No entanto, o vermelho empequeneceu o Benfica. Passiva, a equipa de Bruno Lage assistiu ao jogo do adversário, pecado que teve maior reflexo aos 67', quando todos apreciaram como Magassa finalizava um cruzamento da esquerda.
Os alarmes pontuais soaram. Sair do Mónaco com seis pontos colocava muita pressão no que aí vem, com duelos frente a Bologna, Juventus e Barcelona. Mas era Maghnes Akliouche, artista que poderia engrossar a virtual seleção de Paris que seria candidata a campeã mundial, quem mais se parecia divertir.

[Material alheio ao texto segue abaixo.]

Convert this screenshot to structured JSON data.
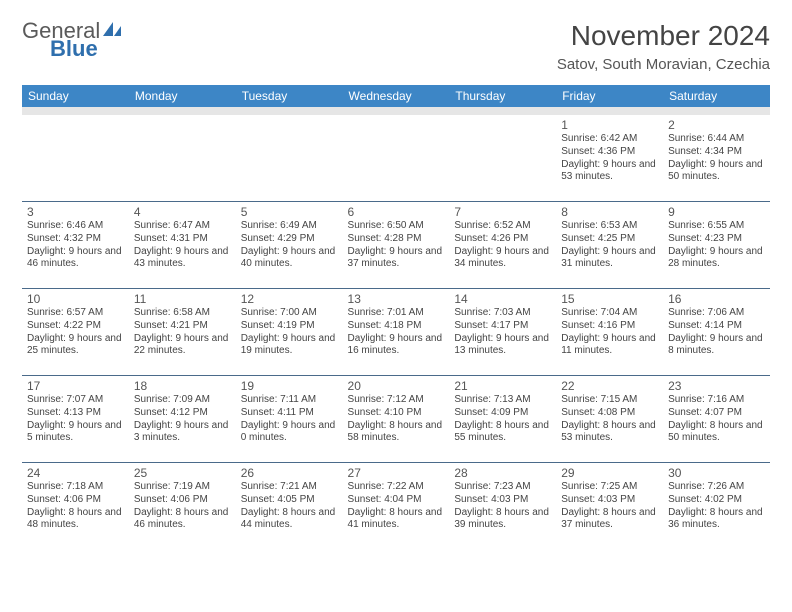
{
  "logo": {
    "textA": "General",
    "textB": "Blue"
  },
  "title": "November 2024",
  "location": "Satov, South Moravian, Czechia",
  "colors": {
    "header_bg": "#3d86c6",
    "header_text": "#ffffff",
    "border": "#4a6a8a",
    "subheader_bg": "#e6e6e6",
    "day_num": "#555555",
    "body_text": "#444444"
  },
  "day_names": [
    "Sunday",
    "Monday",
    "Tuesday",
    "Wednesday",
    "Thursday",
    "Friday",
    "Saturday"
  ],
  "weeks": [
    [
      null,
      null,
      null,
      null,
      null,
      {
        "n": "1",
        "rise": "6:42 AM",
        "set": "4:36 PM",
        "dl": "9 hours and 53 minutes."
      },
      {
        "n": "2",
        "rise": "6:44 AM",
        "set": "4:34 PM",
        "dl": "9 hours and 50 minutes."
      }
    ],
    [
      {
        "n": "3",
        "rise": "6:46 AM",
        "set": "4:32 PM",
        "dl": "9 hours and 46 minutes."
      },
      {
        "n": "4",
        "rise": "6:47 AM",
        "set": "4:31 PM",
        "dl": "9 hours and 43 minutes."
      },
      {
        "n": "5",
        "rise": "6:49 AM",
        "set": "4:29 PM",
        "dl": "9 hours and 40 minutes."
      },
      {
        "n": "6",
        "rise": "6:50 AM",
        "set": "4:28 PM",
        "dl": "9 hours and 37 minutes."
      },
      {
        "n": "7",
        "rise": "6:52 AM",
        "set": "4:26 PM",
        "dl": "9 hours and 34 minutes."
      },
      {
        "n": "8",
        "rise": "6:53 AM",
        "set": "4:25 PM",
        "dl": "9 hours and 31 minutes."
      },
      {
        "n": "9",
        "rise": "6:55 AM",
        "set": "4:23 PM",
        "dl": "9 hours and 28 minutes."
      }
    ],
    [
      {
        "n": "10",
        "rise": "6:57 AM",
        "set": "4:22 PM",
        "dl": "9 hours and 25 minutes."
      },
      {
        "n": "11",
        "rise": "6:58 AM",
        "set": "4:21 PM",
        "dl": "9 hours and 22 minutes."
      },
      {
        "n": "12",
        "rise": "7:00 AM",
        "set": "4:19 PM",
        "dl": "9 hours and 19 minutes."
      },
      {
        "n": "13",
        "rise": "7:01 AM",
        "set": "4:18 PM",
        "dl": "9 hours and 16 minutes."
      },
      {
        "n": "14",
        "rise": "7:03 AM",
        "set": "4:17 PM",
        "dl": "9 hours and 13 minutes."
      },
      {
        "n": "15",
        "rise": "7:04 AM",
        "set": "4:16 PM",
        "dl": "9 hours and 11 minutes."
      },
      {
        "n": "16",
        "rise": "7:06 AM",
        "set": "4:14 PM",
        "dl": "9 hours and 8 minutes."
      }
    ],
    [
      {
        "n": "17",
        "rise": "7:07 AM",
        "set": "4:13 PM",
        "dl": "9 hours and 5 minutes."
      },
      {
        "n": "18",
        "rise": "7:09 AM",
        "set": "4:12 PM",
        "dl": "9 hours and 3 minutes."
      },
      {
        "n": "19",
        "rise": "7:11 AM",
        "set": "4:11 PM",
        "dl": "9 hours and 0 minutes."
      },
      {
        "n": "20",
        "rise": "7:12 AM",
        "set": "4:10 PM",
        "dl": "8 hours and 58 minutes."
      },
      {
        "n": "21",
        "rise": "7:13 AM",
        "set": "4:09 PM",
        "dl": "8 hours and 55 minutes."
      },
      {
        "n": "22",
        "rise": "7:15 AM",
        "set": "4:08 PM",
        "dl": "8 hours and 53 minutes."
      },
      {
        "n": "23",
        "rise": "7:16 AM",
        "set": "4:07 PM",
        "dl": "8 hours and 50 minutes."
      }
    ],
    [
      {
        "n": "24",
        "rise": "7:18 AM",
        "set": "4:06 PM",
        "dl": "8 hours and 48 minutes."
      },
      {
        "n": "25",
        "rise": "7:19 AM",
        "set": "4:06 PM",
        "dl": "8 hours and 46 minutes."
      },
      {
        "n": "26",
        "rise": "7:21 AM",
        "set": "4:05 PM",
        "dl": "8 hours and 44 minutes."
      },
      {
        "n": "27",
        "rise": "7:22 AM",
        "set": "4:04 PM",
        "dl": "8 hours and 41 minutes."
      },
      {
        "n": "28",
        "rise": "7:23 AM",
        "set": "4:03 PM",
        "dl": "8 hours and 39 minutes."
      },
      {
        "n": "29",
        "rise": "7:25 AM",
        "set": "4:03 PM",
        "dl": "8 hours and 37 minutes."
      },
      {
        "n": "30",
        "rise": "7:26 AM",
        "set": "4:02 PM",
        "dl": "8 hours and 36 minutes."
      }
    ]
  ]
}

O Benfica parecia sem reação, acumulando atacantes mas sem criatividade. Não houve reação coletiva, houve magia individual. Duas delícias saíram das botas por cujos anos não passam, da canhota eterna de um dos melhores futebolistas argentinos de sempre. Não é por acaso que Arthur e Amdouni tiveram de saltar para chegar às bolas vindas de Di María, pois tiveram de se elevar ao estatuto celestial de Ángel.
À nona tentativa, o Benfica venceu pela primeira vez em França na Taça/Liga dos Campeões Europeus. Num jogo de montanhas-russas e mistério, o fato de gala de Di María brilhou na terra do glamour.